Genomic and transcriptomic resources for assassin flies including the complete genome sequence of Proctacanthus coquilletti (Insecta: Diptera: Asilidae) and 16 representative transcriptomes

Rebecca B. Dikow; Paul B. Frandsen; Mauren Turcatel; Torsten Dikow

doi:10.7717/peerj.2951

Genomic and transcriptomic resources for assassin flies including the complete genome sequence of Proctacanthus coquilletti (Insecta: Diptera: Asilidae) and 16 representative transcriptomes

Rebecca B. Dikow ¹, Paul B. Frandsen¹, Mauren Turcatel², Torsten Dikow ²

1Office of Research Information Services, Office of the Chief Information Officer, Smithsonian Institution, Washington, D.C., United States of America

2Department of Entomology, National Museum of Natural History, Smithsonian Institution, Washington, D.C., United States of America

DOI: 10.7717/peerj.2951

Published: 2017-01-31
Accepted: 2016-12-31
Received: 2016-10-25

Academic Editor: Thiago Venancio

Subject Areas: Entomology, Genomics
Keywords: Transcriptomics, Asilidae, Draft genome, Genomics, Phylogenomics

Copyright: © 2017 Dikow et al.
Licence: This is an open access article distributed under the terms of the Creative Commons Attribution License, which permits unrestricted use, distribution, reproduction and adaptation in any medium and for any purpose provided that it is properly attributed. For attribution, the original author(s), title, publication source (PeerJ) and either DOI or URL of the article must be cited.

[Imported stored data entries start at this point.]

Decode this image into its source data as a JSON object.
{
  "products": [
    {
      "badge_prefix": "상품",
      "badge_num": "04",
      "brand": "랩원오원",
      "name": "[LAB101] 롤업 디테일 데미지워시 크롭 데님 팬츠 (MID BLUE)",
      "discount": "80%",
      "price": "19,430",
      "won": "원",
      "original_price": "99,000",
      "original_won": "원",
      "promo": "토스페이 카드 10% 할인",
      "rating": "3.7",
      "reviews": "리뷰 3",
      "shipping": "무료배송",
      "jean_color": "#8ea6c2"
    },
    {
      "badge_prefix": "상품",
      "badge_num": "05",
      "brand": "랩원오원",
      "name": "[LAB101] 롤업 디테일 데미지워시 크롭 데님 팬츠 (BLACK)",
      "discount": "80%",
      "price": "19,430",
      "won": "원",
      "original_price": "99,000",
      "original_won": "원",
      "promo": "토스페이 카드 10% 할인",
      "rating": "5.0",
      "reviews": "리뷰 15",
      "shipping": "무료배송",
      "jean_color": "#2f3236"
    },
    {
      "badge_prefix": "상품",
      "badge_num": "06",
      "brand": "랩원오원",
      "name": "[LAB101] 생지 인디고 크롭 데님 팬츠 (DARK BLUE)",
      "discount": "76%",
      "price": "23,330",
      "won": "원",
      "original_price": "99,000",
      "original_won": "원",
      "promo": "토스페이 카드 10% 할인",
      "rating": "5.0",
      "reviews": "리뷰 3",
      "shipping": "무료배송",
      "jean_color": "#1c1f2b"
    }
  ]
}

Cite this article: Dikow RB, Frandsen PB, Turcatel M, Dikow T. 2017. Genomic and transcriptomic resources for assassin flies including the complete genome sequence of Proctacanthus coquilletti (Insecta: Diptera: Asilidae) and 16 representative transcriptomes. PeerJ 5:e2951 https://doi.org/10.7717/peerj.2951

Abstract

A high-quality draft genome for Proctacanthus coquilletti (Insecta: Diptera: Asilidae) is presented along with transcriptomes for 16 Diptera species from five families: Asilidae, Apioceridae, Bombyliidae, Mydidae, and Tabanidae. Genome sequencing reveals that P. coquilletti has a genome size of approximately 210 Mbp and remarkably low heterozygosity (0.47%) and few repeats (15%). These characteristics helped produce a highly contiguous (N50 = 862 kbp) assembly, particularly given that only a single 2 × 250 bp PCR-free Illumina library was sequenced. A phylogenomic hypothesis is presented based on thousands of putative orthologs across the 16 transcriptomes. Phylogenetic relationships support the sister group relationship of Apioceridae + Mydidae to Asilidae. A time-calibrated phylogeny is also presented, with seven fossil calibration points, which suggests an older age of the split among Apioceridae, Asilidae, and Mydidae (158 mya) and Apioceridae and Mydidae (135 mya) than proposed in the AToL FlyTree project. Future studies will be able to take advantage of the resources presented here in order to produce large scale phylogenomic and evolutionary studies of assassin fly phylogeny, life histories, or venom. The bioinformatics tools and workflow presented here will be useful to others wishing to generate de novo genomic resources in species-rich taxa without a closely-related reference genome.

Introduction

The evolution of genomes within midges, mosquitoes, and flies—Diptera—is better understood than for any other insect order with some 100 whole genomes that have been sequenced and are publicly available. However, the available Diptera genomes are not evenly distributed across this 250 Million year old radiation and skewed towards medically important malaria-transmitting mosquitoes (24 genomes) and species of Drosophila used as model organisms in genetic research (29 genomes) (Fig. 1). Here, we provide the first high-quality draft genome and several transcriptomes for orthorrhaphous flies and specifically Asiloidea in the center of the Diptera Tree of Life.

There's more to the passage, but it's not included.